Menggagas Pembentukan Pengadilan HAM Nonberat Di Indonesia (Bagian Ketiga Puluh Enam)

Oleh: Hernadi Affandi

Dalam Undang-Undang Pengadilan Hak Asasi Manusia (UU PHAM), antara pengertian kompensasi dengan restitusi hampir sama, yaitu sama-sama terkait dengan ganti kerugian. Menurut Penjelasan Pasal 35 UU PHAM, kompensasi adalah ganti kerugian yang diberikan oleh negara, karena pelaku tidak mampu memberikan ganti kerugian sepenuhnya yang menjadi tanggung jawabnya. Adapun restitusi adalah ganti kerugian yang diberikan kepada korban atau keluarganya oleh pelaku atau pihak ketiga. Sementara itu, rehabilitasi adalah pemulihan pada kedudukan semula. Dalam rehabilitasi tidak ada unsur ganti kerugian, tetapi hanya pemulihan kedudukan atau keadaan.

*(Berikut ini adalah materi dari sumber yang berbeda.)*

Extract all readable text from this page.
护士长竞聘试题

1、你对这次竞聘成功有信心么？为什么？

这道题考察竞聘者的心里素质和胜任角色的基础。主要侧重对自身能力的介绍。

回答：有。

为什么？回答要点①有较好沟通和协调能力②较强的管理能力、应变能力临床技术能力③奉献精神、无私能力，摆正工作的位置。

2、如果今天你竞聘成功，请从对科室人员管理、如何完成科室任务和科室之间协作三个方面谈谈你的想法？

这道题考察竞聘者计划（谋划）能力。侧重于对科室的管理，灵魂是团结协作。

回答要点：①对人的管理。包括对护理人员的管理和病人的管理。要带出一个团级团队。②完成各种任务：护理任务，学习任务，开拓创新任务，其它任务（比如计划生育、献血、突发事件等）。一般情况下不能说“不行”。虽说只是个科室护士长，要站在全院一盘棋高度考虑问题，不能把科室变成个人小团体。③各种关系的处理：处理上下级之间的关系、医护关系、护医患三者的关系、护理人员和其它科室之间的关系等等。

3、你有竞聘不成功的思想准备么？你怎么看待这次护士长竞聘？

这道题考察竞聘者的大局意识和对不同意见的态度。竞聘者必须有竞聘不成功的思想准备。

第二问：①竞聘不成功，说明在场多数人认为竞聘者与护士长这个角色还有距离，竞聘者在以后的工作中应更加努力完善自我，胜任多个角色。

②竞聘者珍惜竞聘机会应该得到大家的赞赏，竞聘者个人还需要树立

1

Menurut Penjelasan Pasal 35 UU PHAM tersebut perbedaan antara kompensasi dengan restitusi terletak pada pihak pemberi kompensasi atau restitusi tersebut. Kompensasi diberikan oleh negara, sedangkan restitusi diberikan oleh pelaku atau pihak ketiga. Dalam hal ini, terdapat perbedaan pihak yang memberikan kompensasi dan restitusi, tetapi kedua-duanya dalam konteks memberikan ganti kerugian. Secara konseptual, ganti kerugian merupakan karakteristik hukum perdata yang diterapkan dalam hal terjadi pelanggaran HAM, khususnya dalam pelanggaran HAM berat.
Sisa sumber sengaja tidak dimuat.